Le problème n’est pas seulement la monotonie visuelle de ces « aménagements paysagers », la question va bien au-delà des seules considérations esthétiques voire vaguement hygiéniques. En période de changement climatique, et de réchauffement en particulier, toute cette artificialisation des sols réduit l’absorption du CO2 et contribue à élever la température ambiante. Les collectivités qui l’ont compris replantent des arbres, remettent des végétaux en ville, dans les cours de récréations etc.

Nos jardins, nos parterres publics sont par ailleurs extrêmement pauvres en biodiversité. Ils sont totalement inadaptés aux insectes donc aux oiseaux et à toute une frange de vie – animale et végétale – qui déserte donc, y compris dans les campagnes où les grandes surfaces en monocultures sont elles aussi dépourvues de ressources pour ces espèces. Le résultat sur les paysages n’est pas seulement visuel. Il est aussi sensoriel : où sont les chants d’oiseaux, les bourdonnements d’abeilles, les parfums de fleurs sauvages ?  Faire disparaître les haies et talus autour des champs c’est aussi laisser libre passage au vent, qui dessèche ou refroidit selon les saisons ; en période de manque d’eau, c’est pour le moins mal venu. Voilà pourquoi les programmes de restauration du bocage breton se multiplient.

Quant à la « 6e extinction » du vivant qui nous est annoncée, elle est elle aussi le fruit de ces pratiques qui semblent vouloir tenir toutes la vie sauvage à distance.

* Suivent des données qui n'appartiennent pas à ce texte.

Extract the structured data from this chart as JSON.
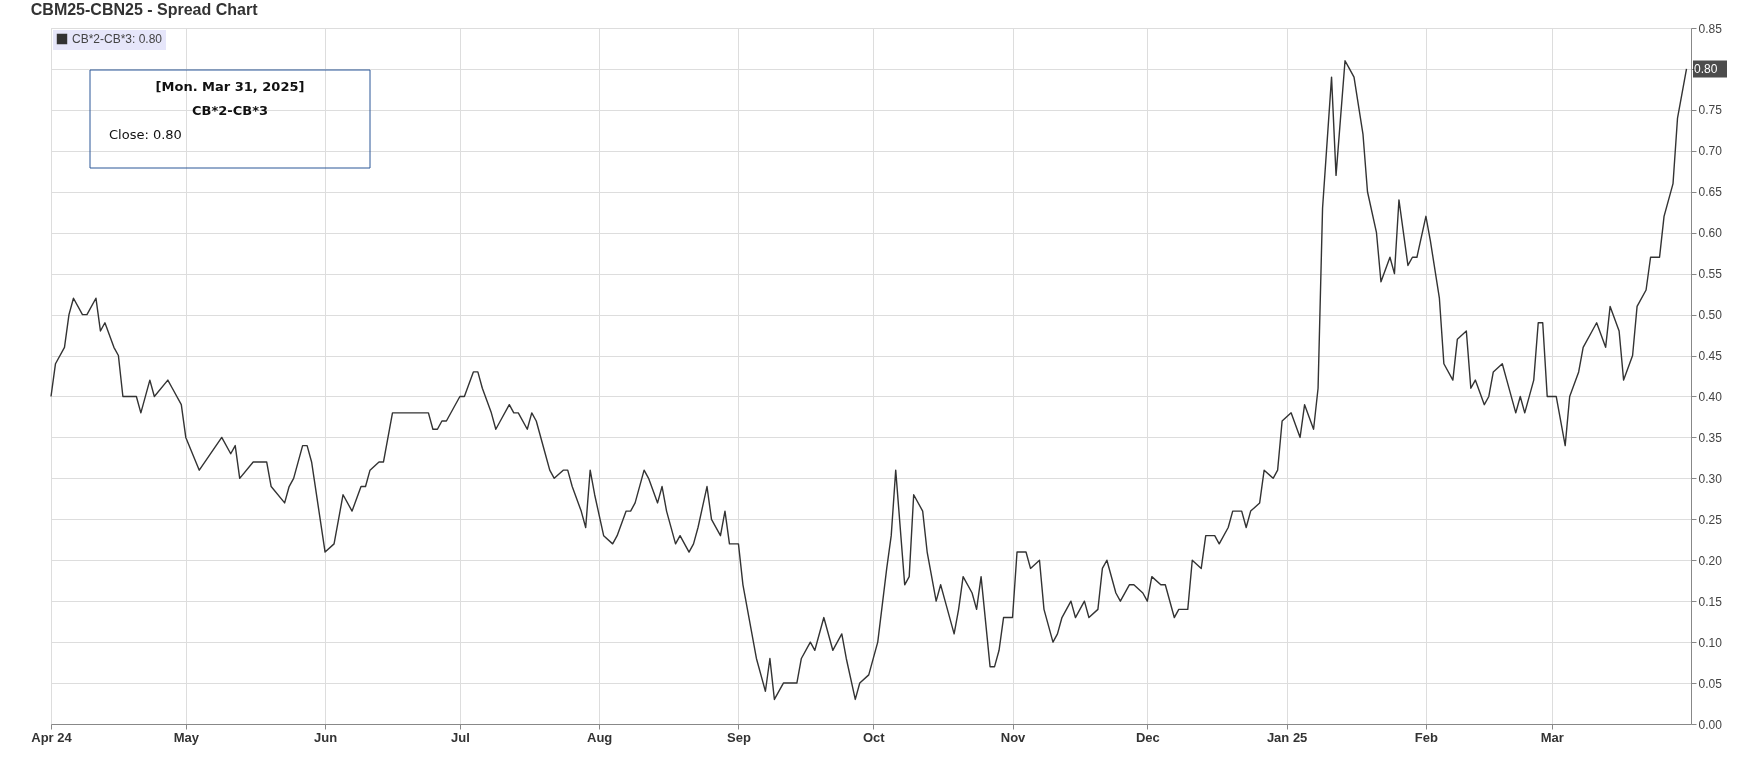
{
  "chart_data": {
    "type": "line",
    "title": "CBM25-CBN25 - Spread Chart",
    "annotations": [
      "[Mon. Mar 31, 2025]",
      "CB*2-CB*3",
      "Close: 0.80"
    ],
    "x": [
      "2024-04-01",
      "2024-04-02",
      "2024-04-04",
      "2024-04-05",
      "2024-04-06",
      "2024-04-08",
      "2024-04-09",
      "2024-04-11",
      "2024-04-12",
      "2024-04-13",
      "2024-04-15",
      "2024-04-16",
      "2024-04-17",
      "2024-04-20",
      "2024-04-21",
      "2024-04-23",
      "2024-04-24",
      "2024-04-27",
      "2024-04-28",
      "2024-04-30",
      "2024-05-01",
      "2024-05-04",
      "2024-05-09",
      "2024-05-11",
      "2024-05-12",
      "2024-05-13",
      "2024-05-16",
      "2024-05-19",
      "2024-05-20",
      "2024-05-23",
      "2024-05-24",
      "2024-05-25",
      "2024-05-27",
      "2024-05-28",
      "2024-05-29",
      "2024-06-01",
      "2024-06-03",
      "2024-06-05",
      "2024-06-07",
      "2024-06-09",
      "2024-06-10",
      "2024-06-11",
      "2024-06-13",
      "2024-06-14",
      "2024-06-16",
      "2024-06-24",
      "2024-06-25",
      "2024-06-26",
      "2024-06-27",
      "2024-06-28",
      "2024-07-01",
      "2024-07-02",
      "2024-07-04",
      "2024-07-05",
      "2024-07-06",
      "2024-07-08",
      "2024-07-09",
      "2024-07-10",
      "2024-07-12",
      "2024-07-13",
      "2024-07-14",
      "2024-07-16",
      "2024-07-17",
      "2024-07-18",
      "2024-07-20",
      "2024-07-21",
      "2024-07-22",
      "2024-07-24",
      "2024-07-25",
      "2024-07-26",
      "2024-07-28",
      "2024-07-29",
      "2024-07-30",
      "2024-07-31",
      "2024-08-02",
      "2024-08-04",
      "2024-08-05",
      "2024-08-07",
      "2024-08-08",
      "2024-08-09",
      "2024-08-11",
      "2024-08-12",
      "2024-08-14",
      "2024-08-15",
      "2024-08-16",
      "2024-08-18",
      "2024-08-19",
      "2024-08-21",
      "2024-08-22",
      "2024-08-23",
      "2024-08-25",
      "2024-08-26",
      "2024-08-28",
      "2024-08-29",
      "2024-08-30",
      "2024-09-01",
      "2024-09-02",
      "2024-09-04",
      "2024-09-05",
      "2024-09-07",
      "2024-09-08",
      "2024-09-09",
      "2024-09-11",
      "2024-09-14",
      "2024-09-15",
      "2024-09-17",
      "2024-09-18",
      "2024-09-20",
      "2024-09-22",
      "2024-09-24",
      "2024-09-25",
      "2024-09-27",
      "2024-09-28",
      "2024-09-30",
      "2024-10-02",
      "2024-10-04",
      "2024-10-05",
      "2024-10-06",
      "2024-10-08",
      "2024-10-09",
      "2024-10-10",
      "2024-10-12",
      "2024-10-13",
      "2024-10-15",
      "2024-10-16",
      "2024-10-17",
      "2024-10-19",
      "2024-10-20",
      "2024-10-21",
      "2024-10-23",
      "2024-10-24",
      "2024-10-25",
      "2024-10-27",
      "2024-10-28",
      "2024-10-29",
      "2024-10-30",
      "2024-11-01",
      "2024-11-02",
      "2024-11-04",
      "2024-11-05",
      "2024-11-07",
      "2024-11-08",
      "2024-11-10",
      "2024-11-11",
      "2024-11-12",
      "2024-11-14",
      "2024-11-15",
      "2024-11-17",
      "2024-11-18",
      "2024-11-20",
      "2024-11-21",
      "2024-11-22",
      "2024-11-24",
      "2024-11-25",
      "2024-11-27",
      "2024-11-28",
      "2024-11-30",
      "2024-12-01",
      "2024-12-02",
      "2024-12-04",
      "2024-12-05",
      "2024-12-07",
      "2024-12-08",
      "2024-12-10",
      "2024-12-11",
      "2024-12-13",
      "2024-12-14",
      "2024-12-16",
      "2024-12-17",
      "2024-12-19",
      "2024-12-20",
      "2024-12-22",
      "2024-12-23",
      "2024-12-24",
      "2024-12-26",
      "2024-12-27",
      "2024-12-29",
      "2024-12-30",
      "2024-12-31",
      "2025-01-02",
      "2025-01-04",
      "2025-01-05",
      "2025-01-07",
      "2025-01-08",
      "2025-01-09",
      "2025-01-11",
      "2025-01-12",
      "2025-01-14",
      "2025-01-15",
      "2025-01-16",
      "2025-01-18",
      "2025-01-19",
      "2025-01-21",
      "2025-01-22",
      "2025-01-24",
      "2025-01-25",
      "2025-01-26",
      "2025-01-28",
      "2025-01-29",
      "2025-01-30",
      "2025-02-01",
      "2025-02-02",
      "2025-02-04",
      "2025-02-05",
      "2025-02-07",
      "2025-02-08",
      "2025-02-10",
      "2025-02-11",
      "2025-02-12",
      "2025-02-14",
      "2025-02-15",
      "2025-02-16",
      "2025-02-18",
      "2025-02-19",
      "2025-02-21",
      "2025-02-22",
      "2025-02-23",
      "2025-02-25",
      "2025-02-26",
      "2025-02-27",
      "2025-02-28",
      "2025-03-02",
      "2025-03-04",
      "2025-03-05",
      "2025-03-07",
      "2025-03-08",
      "2025-03-10",
      "2025-03-11",
      "2025-03-13",
      "2025-03-14",
      "2025-03-16",
      "2025-03-17",
      "2025-03-19",
      "2025-03-20",
      "2025-03-22",
      "2025-03-23",
      "2025-03-25",
      "2025-03-26",
      "2025-03-28",
      "2025-03-29",
      "2025-03-31"
    ],
    "series": [
      {
        "name": "CB*2-CB*3: 0.80",
        "color": "#333333",
        "values": [
          0.4,
          0.44,
          0.46,
          0.5,
          0.52,
          0.5,
          0.5,
          0.52,
          0.48,
          0.49,
          0.46,
          0.45,
          0.4,
          0.4,
          0.38,
          0.42,
          0.4,
          0.42,
          0.41,
          0.39,
          0.35,
          0.31,
          0.35,
          0.33,
          0.34,
          0.3,
          0.32,
          0.32,
          0.29,
          0.27,
          0.29,
          0.3,
          0.34,
          0.34,
          0.32,
          0.21,
          0.22,
          0.28,
          0.26,
          0.29,
          0.29,
          0.31,
          0.32,
          0.32,
          0.38,
          0.38,
          0.36,
          0.36,
          0.37,
          0.37,
          0.4,
          0.4,
          0.43,
          0.43,
          0.41,
          0.38,
          0.36,
          0.37,
          0.39,
          0.38,
          0.38,
          0.36,
          0.38,
          0.37,
          0.33,
          0.31,
          0.3,
          0.31,
          0.31,
          0.29,
          0.26,
          0.24,
          0.31,
          0.28,
          0.23,
          0.22,
          0.23,
          0.26,
          0.26,
          0.27,
          0.31,
          0.3,
          0.27,
          0.29,
          0.26,
          0.22,
          0.23,
          0.21,
          0.22,
          0.24,
          0.29,
          0.25,
          0.23,
          0.26,
          0.22,
          0.22,
          0.17,
          0.11,
          0.08,
          0.04,
          0.08,
          0.03,
          0.05,
          0.05,
          0.08,
          0.1,
          0.09,
          0.13,
          0.09,
          0.11,
          0.08,
          0.03,
          0.05,
          0.06,
          0.1,
          0.19,
          0.23,
          0.31,
          0.17,
          0.18,
          0.28,
          0.26,
          0.21,
          0.15,
          0.17,
          0.15,
          0.11,
          0.14,
          0.18,
          0.16,
          0.14,
          0.18,
          0.07,
          0.07,
          0.09,
          0.13,
          0.13,
          0.21,
          0.21,
          0.19,
          0.2,
          0.14,
          0.1,
          0.11,
          0.13,
          0.15,
          0.13,
          0.15,
          0.13,
          0.14,
          0.19,
          0.2,
          0.16,
          0.15,
          0.17,
          0.17,
          0.16,
          0.15,
          0.18,
          0.17,
          0.17,
          0.13,
          0.14,
          0.14,
          0.2,
          0.19,
          0.23,
          0.23,
          0.22,
          0.24,
          0.26,
          0.26,
          0.24,
          0.26,
          0.27,
          0.31,
          0.3,
          0.31,
          0.37,
          0.38,
          0.35,
          0.39,
          0.36,
          0.41,
          0.63,
          0.79,
          0.67,
          0.81,
          0.8,
          0.79,
          0.72,
          0.65,
          0.6,
          0.54,
          0.57,
          0.55,
          0.64,
          0.56,
          0.57,
          0.57,
          0.62,
          0.59,
          0.52,
          0.44,
          0.42,
          0.47,
          0.48,
          0.41,
          0.42,
          0.39,
          0.4,
          0.43,
          0.44,
          0.42,
          0.38,
          0.4,
          0.38,
          0.42,
          0.49,
          0.49,
          0.4,
          0.4,
          0.34,
          0.4,
          0.43,
          0.46,
          0.48,
          0.49,
          0.46,
          0.51,
          0.48,
          0.42,
          0.45,
          0.51,
          0.53,
          0.57,
          0.57,
          0.62,
          0.66,
          0.74,
          0.8
        ],
        "value_labels": [
          null,
          null,
          null,
          null,
          null,
          null,
          null,
          null,
          null,
          null,
          null,
          null,
          null,
          null,
          null,
          null,
          null,
          null,
          null,
          null,
          null,
          null,
          null,
          null,
          null,
          null,
          null,
          null,
          null,
          null,
          null,
          null,
          null,
          null,
          null,
          null,
          null,
          null,
          null,
          null,
          null,
          null,
          null,
          null,
          null,
          null,
          null,
          null,
          null,
          null,
          null,
          null,
          null,
          null,
          null,
          null,
          null,
          null,
          null,
          null,
          null,
          null,
          null,
          null,
          null,
          null,
          null,
          null,
          null,
          null,
          null,
          null,
          null,
          null,
          null,
          null,
          null,
          null,
          null,
          null,
          null,
          null,
          null,
          null,
          null,
          null,
          null,
          null,
          null,
          null,
          null,
          null,
          null,
          null,
          null,
          null,
          null,
          null,
          null,
          null,
          null,
          null,
          null,
          null,
          null,
          null,
          null,
          null,
          null,
          null,
          null,
          null,
          null,
          null,
          null,
          null,
          null,
          null,
          null,
          null,
          null,
          null,
          null,
          null,
          null,
          null,
          null,
          null,
          null,
          null,
          null,
          null,
          null,
          null,
          null,
          null,
          null,
          null,
          null,
          null,
          null,
          null,
          null,
          null,
          null,
          null,
          null,
          null,
          null,
          null,
          null,
          null,
          null,
          null,
          null,
          null,
          null,
          null,
          null,
          null,
          null,
          null,
          null,
          null,
          null,
          null,
          null,
          null,
          null,
          null,
          null,
          null,
          null,
          null,
          null,
          null,
          null,
          null,
          null,
          null,
          null,
          null,
          null,
          null,
          null,
          null,
          null,
          null,
          null,
          null,
          null,
          null,
          null,
          null,
          null,
          null,
          null,
          null,
          null,
          null,
          null,
          null,
          null,
          null,
          null,
          null,
          null,
          null,
          null,
          null,
          null,
          null,
          null,
          null,
          null,
          null,
          null,
          null,
          null,
          null,
          null,
          null,
          null,
          null,
          null,
          null,
          null,
          null,
          null,
          null,
          null,
          null,
          null,
          null,
          null,
          null,
          null,
          null,
          null,
          null,
          "0.80"
        ]
      }
    ],
    "xlim": [
      "2024-04-01",
      "2025-04-01"
    ],
    "xticks": [
      {
        "value": "2024-04-01",
        "label": "Apr 24"
      },
      {
        "value": "2024-05-01",
        "label": "May"
      },
      {
        "value": "2024-06-01",
        "label": "Jun"
      },
      {
        "value": "2024-07-01",
        "label": "Jul"
      },
      {
        "value": "2024-08-01",
        "label": "Aug"
      },
      {
        "value": "2024-09-01",
        "label": "Sep"
      },
      {
        "value": "2024-10-01",
        "label": "Oct"
      },
      {
        "value": "2024-11-01",
        "label": "Nov"
      },
      {
        "value": "2024-12-01",
        "label": "Dec"
      },
      {
        "value": "2025-01-01",
        "label": "Jan 25"
      },
      {
        "value": "2025-02-01",
        "label": "Feb"
      },
      {
        "value": "2025-03-01",
        "label": "Mar"
      }
    ],
    "ylim": [
      0,
      0.85
    ],
    "yticks": [
      {
        "value": 0,
        "label": "0.00"
      },
      {
        "value": 0.05,
        "label": "0.05"
      },
      {
        "value": 0.1,
        "label": "0.10"
      },
      {
        "value": 0.15,
        "label": "0.15"
      },
      {
        "value": 0.2,
        "label": "0.20"
      },
      {
        "value": 0.25,
        "label": "0.25"
      },
      {
        "value": 0.3,
        "label": "0.30"
      },
      {
        "value": 0.35,
        "label": "0.35"
      },
      {
        "value": 0.4,
        "label": "0.40"
      },
      {
        "value": 0.45,
        "label": "0.45"
      },
      {
        "value": 0.5,
        "label": "0.50"
      },
      {
        "value": 0.55,
        "label": "0.55"
      },
      {
        "value": 0.6,
        "label": "0.60"
      },
      {
        "value": 0.65,
        "label": "0.65"
      },
      {
        "value": 0.7,
        "label": "0.70"
      },
      {
        "value": 0.75,
        "label": "0.75"
      },
      {
        "value": 0.8,
        "label": null
      },
      {
        "value": 0.85,
        "label": "0.85"
      }
    ],
    "grid": true,
    "legend": "top left"
  }
}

Prendre soin du sauvage c’est accepter de ne pas prendre toute la place

On continue à s’extasier sur un littoral sauvage, on se promène en forêt avec plaisir mais on « dompte » son jardin. On déplore la présence à l’horizon d’éoliennes ou de panneaux solaires – pourtant justifiés du point de vue du changement climatique – mais on pose de grandes clôtures en PVC autour de son pré carré …  Il ne s’agit pas d’arrêter totalement de modifier notre environnement, le bocage lui-même est une construction humaine, il s’agit plutôt de reconsidérer les véritables besoins et priorités.

Pour comprendre à quel point repenser notre rapport aux autres vivants est aussi important pour nous, le CAUE mais aussi le Parc naturel régional d’Armorique – autre soigneur de paysages – proposent régulièrement des ateliers, balades commentées, causeries, autour de cette question. On peut par ailleurs suivre l’enquête sur les paysages bretons sur le site internet de l’Observatoire de l’environnement en Bretagne.